Türkiye Müteahhitler Birliği’nin (TMB) "Temmuz 2018 İnşaat Sektörü Analizi" yayımlandı.
Analizde, ekonominin genel dinamiklerinin inşaat sektörünün performansını doğrudan etkilediği belirtilerek, "Yeni dönemde ekonomik programda uygulanmasının elzem olduğu değerlendirilen mali ve parasal sıkılaştırma tedbirlerinin, yavaşlama sinyalleri veren inşaat faaliyetlerini kısa-orta vadede daha da baskılayacağı değerlendirilmektedir" denildi.
Ekonomik reform programının uygulamaya konulmasının, genel ekonomiyle birlikte inşaat sektöründe de sürdürülebilir büyümeyi destekleyeceğine işaret edilen analizde, bu durumun hem altyapı yatırımlarının sürekliliği hem de uluslararası finansman boyutu açısından fayda sağlayacağı belirtildi.
Ekonominin tek elde toplanmasının yarattığı memnuniyete dikkatin çekildiği analizde, "Daha önce de dışsal şoklara karşı dirençli olduğunu kanıtlamış olan Türkiye ekonomisinin ihtiyacı bulunan tedbirlerin alınması halinde, orta-uzun vadede ekonominin atağa kalkabileceği ve eskisinden çok daha olumlu bir konumda olabileceği düşünülmektedir" değerlendirmesi yapıldı.
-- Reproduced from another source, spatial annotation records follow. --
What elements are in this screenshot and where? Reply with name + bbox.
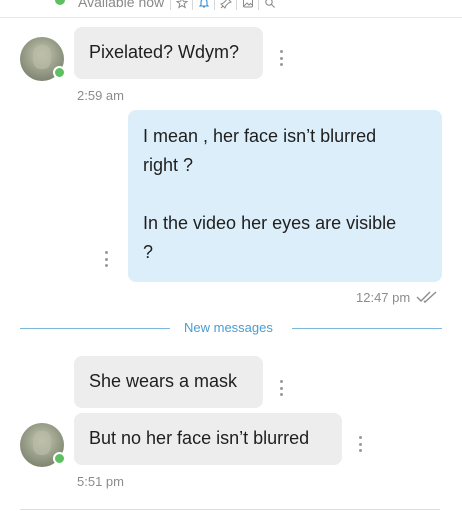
message-text: Pixelated? Wdym?: [89, 42, 240, 62]
message-options-icon[interactable]: [105, 251, 109, 267]
message-text: But no her face isn’t blurred: [89, 428, 310, 448]
incoming-message-bubble[interactable]: She wears a mask: [74, 356, 263, 408]
incoming-message-bubble[interactable]: Pixelated? Wdym?: [74, 27, 263, 79]
message-timestamp: 12:47 pm: [356, 290, 411, 305]
avatar[interactable]: [20, 423, 66, 467]
bell-icon[interactable]: [192, 0, 214, 10]
divider-line: [20, 509, 440, 510]
search-icon[interactable]: [258, 0, 280, 10]
online-indicator: [53, 66, 66, 79]
star-icon[interactable]: [170, 0, 192, 10]
read-receipt-icon: [416, 291, 437, 303]
avatar[interactable]: [20, 37, 66, 81]
image-icon[interactable]: [236, 0, 258, 10]
pin-icon[interactable]: [214, 0, 236, 10]
message-options-icon[interactable]: [280, 50, 284, 66]
new-messages-divider: New messages: [184, 320, 273, 335]
message-text: She wears a mask: [89, 371, 238, 391]
message-text: I mean , her face isn’t blurred right ? …: [143, 126, 397, 262]
divider-line: [292, 328, 442, 329]
header-toolbar: [170, 0, 280, 12]
availability-status: Available now: [78, 0, 165, 10]
outgoing-message-bubble[interactable]: I mean , her face isn’t blurred right ? …: [128, 110, 442, 282]
chat-header: Available now: [0, 0, 462, 18]
divider-line: [20, 328, 170, 329]
online-status-dot: [55, 0, 65, 5]
message-options-icon[interactable]: [359, 436, 363, 452]
message-options-icon[interactable]: [280, 380, 284, 396]
online-indicator: [53, 452, 66, 465]
message-timestamp: 2:59 am: [77, 88, 124, 103]
incoming-message-bubble[interactable]: But no her face isn’t blurred: [74, 413, 342, 465]
message-timestamp: 5:51 pm: [77, 474, 124, 489]
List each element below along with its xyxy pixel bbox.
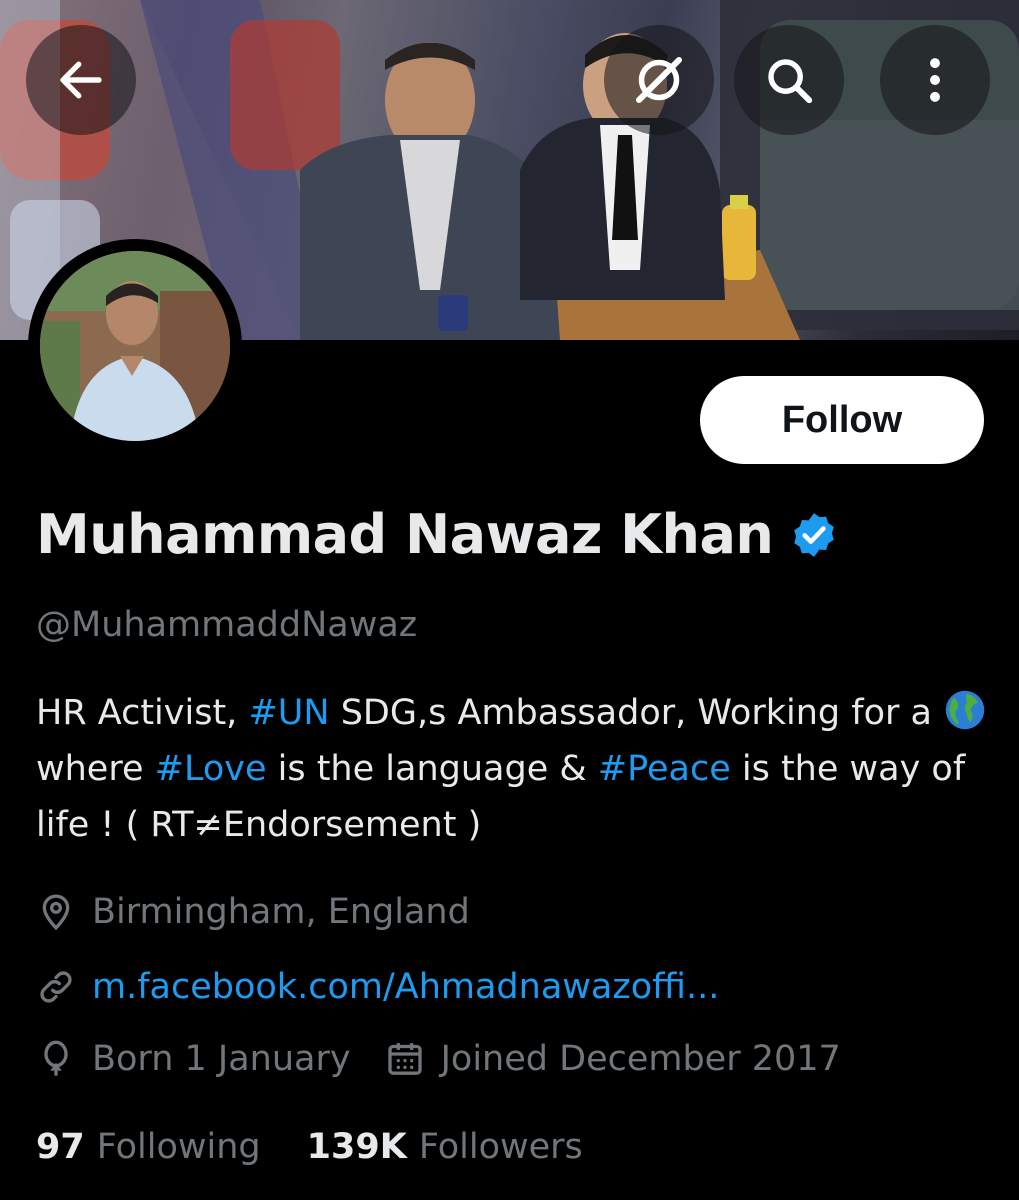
link-icon (40, 971, 72, 1003)
following-link[interactable]: 97 Following (36, 1127, 261, 1167)
website-row: m.facebook.com/Ahmadnawazoffi... (36, 967, 719, 1007)
dates-row: Born 1 January Joined December 2017 (36, 1039, 841, 1079)
arrow-left-icon (60, 61, 102, 99)
location-pin-icon (42, 894, 70, 931)
handle: @MuhammaddNawaz (36, 605, 418, 645)
follow-button[interactable]: Follow (700, 376, 984, 464)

Analize göre, Türkiye müteahhitlik şirketleri tarafından 1972'den bu yılın haziran ayı sonuna kadar 120 ülkede üstlenilen 9 bin 375 projenin toplam bedeli 367 milyar dolar oldu. 2012 ve 2013 yıllarında yurt dışında yeni üstlenilen iş tutarı 30 milyar dolara ulaşırken, bu tutar bölgedeki jeopolitik gelişmeler, petrol fiyatlarındaki gerileme ve Rusya ile yaşanan krizin etkisiyle 2016 yılında 14 milyar dolara indi.
Yeni üstlenilen proje tutarı 2017 yılında yaklaşık 15 milyar dolar olurken, bu yılın ilk 6 ayında ise 9,2 milyar ile yeniden yüzünü yukarıya döndü.
Enerji fiyatlarının katkısı
Belirgin düzeyde artış ivmesi kazanan enerji fiyatlarının Suudi Arabistan, Cezayir, Türkmenistan gibi Türk müteahhitlik firmalarının referanslarının güçlü olduğu pazarlardaki yatırım ortamı ve finansman koşullarına olumlu yansıyacağı belirtilen analizde, "Rusya ile ilişkilerimizdeki normalleşmenin yanı sıra Sahra Altı Afrika başta olmak üzere potansiyel pazarlardaki fırsatlar da göz önüne alındığında, bu yıl yurt dışında üstlenilen yeni proje bedelinin yeniden 20 milyar dolar bandına ulaşabileceği değerlendirilmektedir" ifadesine yer verildi.
Konut satışları ve ipotekli satışlardaki artışa da dikkatin çekildiği analizde, şunlar kaydedildi:
"Mevcut göstergeler, 2018 yılının ikinci yarısına yönelik projeksiyonlar, dövizdeki dalgalanma nedeniyle tüm girdi maliyetlerinde oluşan artışın yanı sıra aylık ortalama yüzde 1,7-1,8 seviyesine çıkmış bulunan konut kredisi faizlerinin de yükseliş eğilimi dikkate alındığında, sektörün desteklenmeye devam etmesi önem arz etmektedir."